8. Self-Assessment Deadlines
You must report rental income via Self-Assessment. Key dates include:
- 5th October: Deadline to register for Self-Assessment if you haven't filed before.
- 31st January: Deadline for online filing and paying any tax owed for the previous tax year.
- 31st July: Deadline for "Payments on Account" (advance payments towards the next year's bill).
9. Tax Planning Strategies
Given the high tax burden, many landlords consider incorporation (buying property through a Limited Company). Companies pay Corporation Tax (typically 19-25%) rather than Income Tax, and Section 24 does not apply to companies, meaning mortgage interest is fully deductible. However, moving existing personal properties into a company triggers Stamp Duty and Capital Gains Tax, making it a complex calculation requiring professional advice.
Another strategy is transferring assets between spouses to utilize unused Personal Allowances or lower tax bands. If you own a property jointly, you can file "Form 17" to declare the beneficial interest split if it differs from 50/50, ensuring tax is paid by the partner with the lower marginal rate.
Disclaimer: This article provides general information and does not constitute financial advice. Tax laws change frequently. Always consult a qualified accountant or tax advisor regarding your specific situation.
Frequently Asked Questions
How is rental income taxed in the UK?
Rental income is added to your other income (like salary) and taxed at your marginal rate: 20% (Basic), 40% (Higher), or 45% (Additional). You cannot deduct mortgage interest directly from the income; instead, you receive a 20% tax credit.
What is Section 24 mortgage interest relief?
Section 24 restricts landlords from deducting mortgage interest and other finance costs from their taxable rental income. Instead, landlords receive a basic rate reduction (20% tax credit) on the finance costs.
What expenses can I claim as a landlord?
Allowable expenses include letting agent fees, landlord insurance, council tax (if paid by you), repairs and maintenance (painting, plumbing), accountant fees, and utility bills for void periods. Improvements are generally not allowable.
Can I claim for wear and tear?
No, the Wear and Tear Allowance was abolished. It has been replaced by 'Replacement of Domestic Items Relief', which allows you to claim the actual cost of replacing furnishings, appliances, and kitchenware.
What is the Property Allowance?
The Property Allowance is a tax exemption of up to £1,000 a year for individuals with property income.

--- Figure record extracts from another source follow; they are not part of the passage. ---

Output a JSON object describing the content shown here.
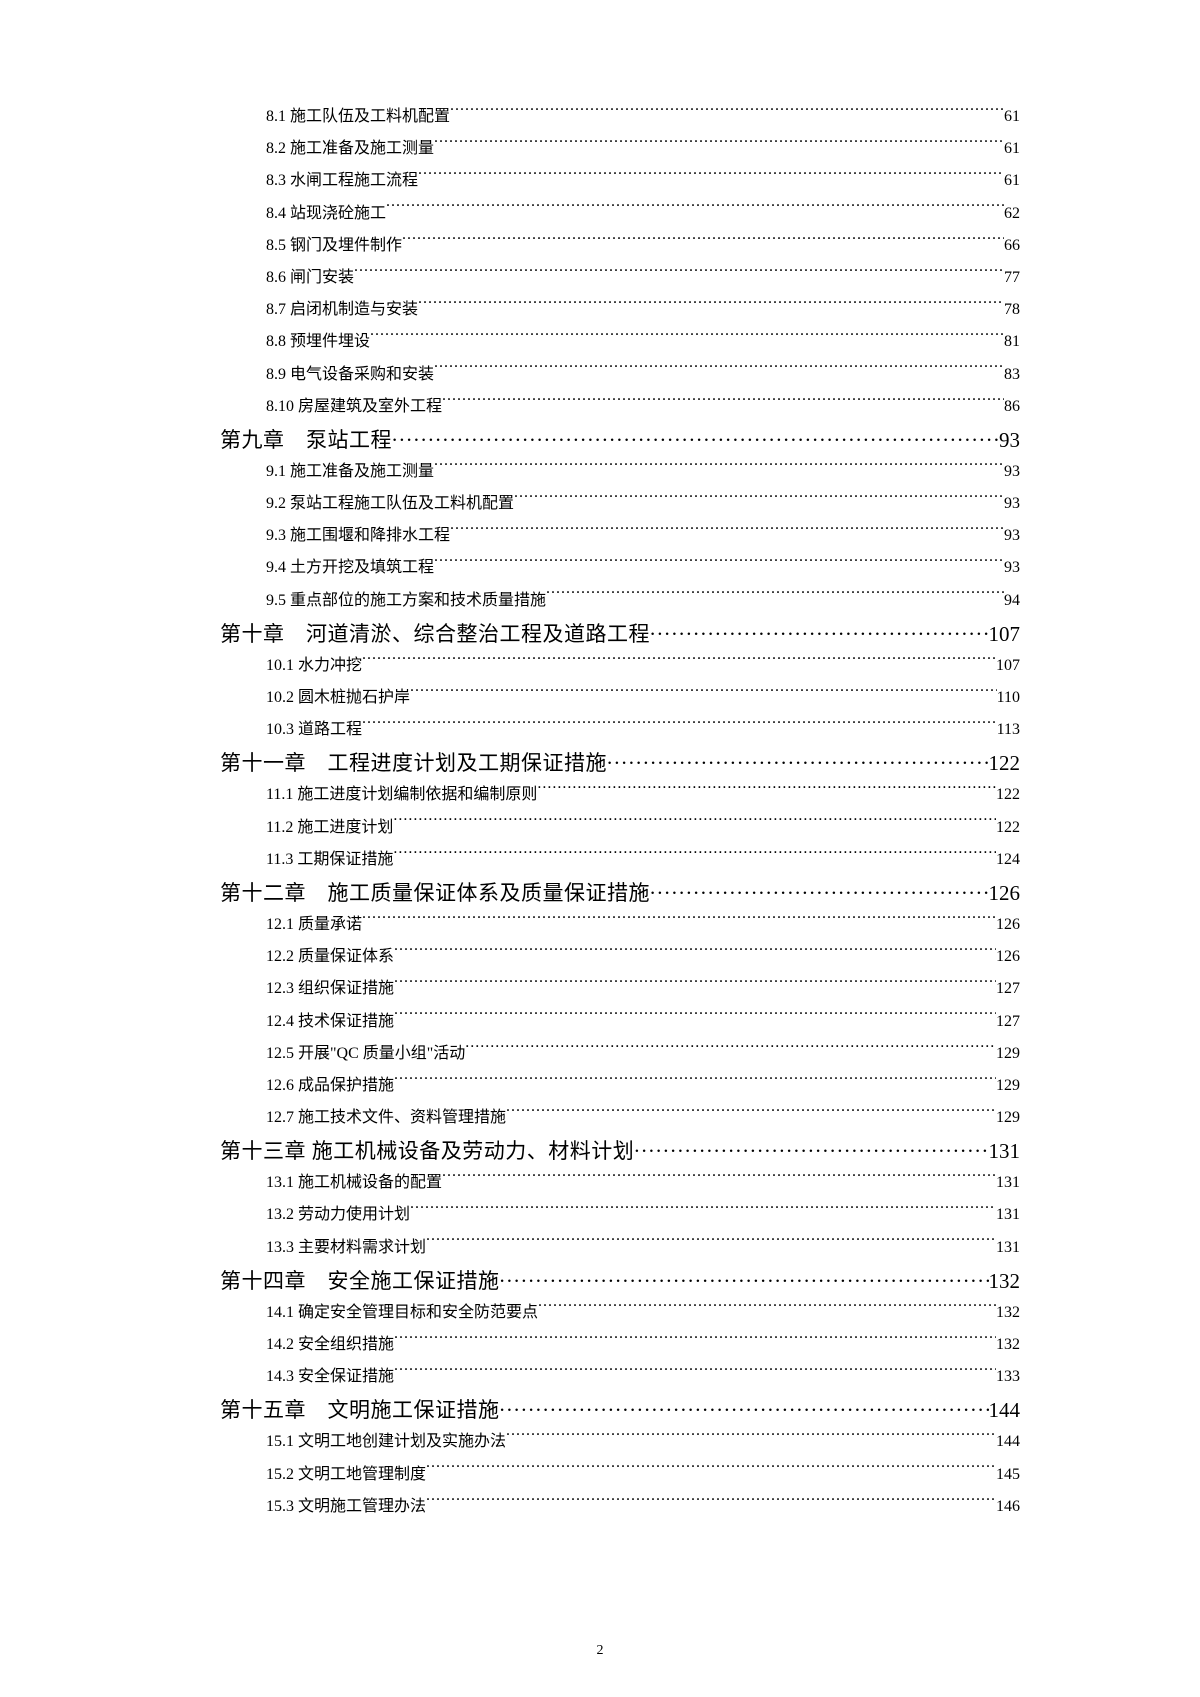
{
  "toc": [
    {
      "level": "section",
      "title": "8.1 施工队伍及工料机配置",
      "page": "61"
    },
    {
      "level": "section",
      "title": "8.2 施工准备及施工测量",
      "page": "61"
    },
    {
      "level": "section",
      "title": "8.3 水闸工程施工流程",
      "page": "61"
    },
    {
      "level": "section",
      "title": "8.4 站现浇砼施工",
      "page": "62"
    },
    {
      "level": "section",
      "title": "8.5 钢门及埋件制作",
      "page": "66"
    },
    {
      "level": "section",
      "title": "8.6 闸门安装",
      "page": "77"
    },
    {
      "level": "section",
      "title": "8.7 启闭机制造与安装",
      "page": "78"
    },
    {
      "level": "section",
      "title": "8.8 预埋件埋设",
      "page": "81"
    },
    {
      "level": "section",
      "title": "8.9 电气设备采购和安装",
      "page": "83"
    },
    {
      "level": "section",
      "title": "8.10 房屋建筑及室外工程",
      "page": "86"
    },
    {
      "level": "chapter",
      "title": "第九章　泵站工程",
      "page": "93"
    },
    {
      "level": "section",
      "title": "9.1 施工准备及施工测量",
      "page": "93"
    },
    {
      "level": "section",
      "title": "9.2 泵站工程施工队伍及工料机配置",
      "page": "93"
    },
    {
      "level": "section",
      "title": "9.3 施工围堰和降排水工程",
      "page": "93"
    },
    {
      "level": "section",
      "title": "9.4 土方开挖及填筑工程",
      "page": "93"
    },
    {
      "level": "section",
      "title": "9.5 重点部位的施工方案和技术质量措施",
      "page": "94"
    },
    {
      "level": "chapter",
      "title": "第十章　河道清淤、综合整治工程及道路工程",
      "page": "107"
    },
    {
      "level": "section",
      "title": "10.1 水力冲挖",
      "page": "107"
    },
    {
      "level": "section",
      "title": "10.2 圆木桩抛石护岸",
      "page": "110"
    },
    {
      "level": "section",
      "title": "10.3 道路工程",
      "page": "113"
    },
    {
      "level": "chapter",
      "title": "第十一章　工程进度计划及工期保证措施",
      "page": "122"
    },
    {
      "level": "section",
      "title": "11.1 施工进度计划编制依据和编制原则",
      "page": "122"
    },
    {
      "level": "section",
      "title": "11.2 施工进度计划",
      "page": "122"
    },
    {
      "level": "section",
      "title": "11.3 工期保证措施",
      "page": "124"
    },
    {
      "level": "chapter",
      "title": "第十二章　施工质量保证体系及质量保证措施",
      "page": "126"
    },
    {
      "level": "section",
      "title": "12.1 质量承诺",
      "page": "126"
    },
    {
      "level": "section",
      "title": "12.2 质量保证体系",
      "page": "126"
    },
    {
      "level": "section",
      "title": "12.3 组织保证措施",
      "page": "127"
    },
    {
      "level": "section",
      "title": "12.4 技术保证措施",
      "page": "127"
    },
    {
      "level": "section",
      "title": "12.5 开展\"QC 质量小组\"活动",
      "page": "129"
    },
    {
      "level": "section",
      "title": "12.6 成品保护措施",
      "page": "129"
    },
    {
      "level": "section",
      "title": "12.7 施工技术文件、资料管理措施",
      "page": "129"
    },
    {
      "level": "chapter",
      "title": "第十三章 施工机械设备及劳动力、材料计划",
      "page": "131"
    },
    {
      "level": "section",
      "title": "13.1 施工机械设备的配置",
      "page": "131"
    },
    {
      "level": "section",
      "title": "13.2 劳动力使用计划",
      "page": "131"
    },
    {
      "level": "section",
      "title": "13.3 主要材料需求计划",
      "page": "131"
    },
    {
      "level": "chapter",
      "title": "第十四章　安全施工保证措施",
      "page": "132"
    },
    {
      "level": "section",
      "title": "14.1 确定安全管理目标和安全防范要点",
      "page": "132"
    },
    {
      "level": "section",
      "title": "14.2 安全组织措施",
      "page": "132"
    },
    {
      "level": "section",
      "title": "14.3 安全保证措施",
      "page": "133"
    },
    {
      "level": "chapter",
      "title": "第十五章　文明施工保证措施",
      "page": "144"
    },
    {
      "level": "section",
      "title": "15.1 文明工地创建计划及实施办法",
      "page": "144"
    },
    {
      "level": "section",
      "title": "15.2 文明工地管理制度",
      "page": "145"
    },
    {
      "level": "section",
      "title": "15.3 文明施工管理办法",
      "page": "146"
    }
  ],
  "footer_page": "2"
}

If your expenses are less than £1,000, you can claim the allowance instead of actual expenses.
How much is Capital Gains Tax on property in 2026?
For residential property, Capital Gains Tax is typically charged at 18% for basic rate taxpayers and 28% for higher/additional rate taxpayers on the gain above the Annual Exempt Amount (£3,000 in 2026).
Do I need to pay Class 2 National Insurance?
Generally, renting out property counts as an investment rather than a trade, so Class 2 NI is not usually payable unless running a property business is your main job, you rent out multiple properties, and you actively purchase new properties.